Le personnage principal concentre ces enjeux contradictoires, passant par une multiplicité d’états tellement irréconciliables qu’il en devient absolument illisible : une série de figures cohabitant au prix de contorsions permanentes. La maîtrise relative de Blomkamp permet bien de tenir plusieurs terrains à la fois (et les scènes d’action, parfois exténuantes, sont assez remarquables au vu du budget cheapissime du film), mais quelque chose empêche le tout de prendre complètement. C’est à cette teneur indécidable que District 9 doit néanmoins son énergie singulière, proprement sidérante d’endurance et d’entêtement, ainsi que certains de ses plus beaux éclats (la séquence de décollage du vaisseau retenu sous terre, les multiples références à l’ambiance potache de la SF des années 80 via le personnage assez touchant du petit moutard crevette). Surtout, le film repose sur une poignée de visions inouïes : l’immense vaisseau qui couvre le ciel de Johannesburg plane sur tous les plans, même lorsqu’on n’en distingue qu’une part dans un coin de l’écran. D’une puissance à tomber, cette image suspendue dévoile l’horizon onirique d’un film qui, par delà les plans fulgurants de guérilla ou les vues aériennes des townships, les figures étrangement émouvantes ou les saillies burlesques, forme une sorte de grand brasier halluciné.
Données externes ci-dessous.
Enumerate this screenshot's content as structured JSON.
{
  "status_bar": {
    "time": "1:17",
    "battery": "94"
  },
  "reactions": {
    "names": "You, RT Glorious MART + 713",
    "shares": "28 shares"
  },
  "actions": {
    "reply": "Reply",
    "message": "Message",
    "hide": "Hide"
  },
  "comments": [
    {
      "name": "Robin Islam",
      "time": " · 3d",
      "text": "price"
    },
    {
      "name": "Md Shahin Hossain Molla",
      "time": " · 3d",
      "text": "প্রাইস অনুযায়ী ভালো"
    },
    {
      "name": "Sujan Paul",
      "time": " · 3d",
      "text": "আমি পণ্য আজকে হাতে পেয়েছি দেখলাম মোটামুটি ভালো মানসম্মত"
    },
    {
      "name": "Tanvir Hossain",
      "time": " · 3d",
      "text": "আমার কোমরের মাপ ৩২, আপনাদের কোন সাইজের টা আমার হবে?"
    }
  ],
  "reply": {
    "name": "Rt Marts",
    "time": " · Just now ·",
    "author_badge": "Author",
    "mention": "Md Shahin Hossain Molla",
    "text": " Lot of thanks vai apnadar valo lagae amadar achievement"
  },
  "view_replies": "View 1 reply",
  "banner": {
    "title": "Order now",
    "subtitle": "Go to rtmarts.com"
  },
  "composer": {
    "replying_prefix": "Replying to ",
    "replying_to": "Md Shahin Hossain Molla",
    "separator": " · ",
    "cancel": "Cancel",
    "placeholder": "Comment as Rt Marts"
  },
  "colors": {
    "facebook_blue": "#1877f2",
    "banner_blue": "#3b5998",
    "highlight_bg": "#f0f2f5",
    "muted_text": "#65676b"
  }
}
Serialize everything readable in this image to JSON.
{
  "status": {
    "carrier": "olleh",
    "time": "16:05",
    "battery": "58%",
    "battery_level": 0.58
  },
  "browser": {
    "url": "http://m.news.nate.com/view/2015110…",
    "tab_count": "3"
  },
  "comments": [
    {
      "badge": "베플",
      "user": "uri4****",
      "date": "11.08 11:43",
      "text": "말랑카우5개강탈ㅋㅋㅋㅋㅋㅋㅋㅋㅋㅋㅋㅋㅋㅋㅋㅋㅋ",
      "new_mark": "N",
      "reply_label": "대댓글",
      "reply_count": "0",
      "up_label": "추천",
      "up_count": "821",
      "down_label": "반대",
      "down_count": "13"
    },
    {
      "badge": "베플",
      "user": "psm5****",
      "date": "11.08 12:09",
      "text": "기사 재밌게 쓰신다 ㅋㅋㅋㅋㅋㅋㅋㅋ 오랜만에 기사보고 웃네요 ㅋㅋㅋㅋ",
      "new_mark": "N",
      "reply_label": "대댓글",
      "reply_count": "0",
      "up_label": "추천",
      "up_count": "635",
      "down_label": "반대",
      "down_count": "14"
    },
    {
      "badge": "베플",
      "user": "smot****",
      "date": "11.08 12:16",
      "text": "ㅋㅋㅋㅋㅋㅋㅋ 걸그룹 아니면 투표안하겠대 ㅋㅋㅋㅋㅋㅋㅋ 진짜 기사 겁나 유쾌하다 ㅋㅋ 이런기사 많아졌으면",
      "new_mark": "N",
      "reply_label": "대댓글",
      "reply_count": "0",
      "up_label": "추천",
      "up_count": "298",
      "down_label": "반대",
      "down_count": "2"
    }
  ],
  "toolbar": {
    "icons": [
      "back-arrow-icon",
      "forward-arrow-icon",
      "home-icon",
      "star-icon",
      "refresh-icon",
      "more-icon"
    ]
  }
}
Vrai film-trip, au fond, qui ne doit rien à une quelconque posture de petit malin : District 9 déambule dans une sorte de royaume de visions qui, malgré la maladresse de certains de ses collages, semble s’inventer dans le direct de ses enchaînements. On lui pardonne aisément ses faiblesses, promesses de lendemains tout à fait singuliers pour Neill Blomkamp, gamin prodigue qui n’a déjà visiblement plus toute sa tête.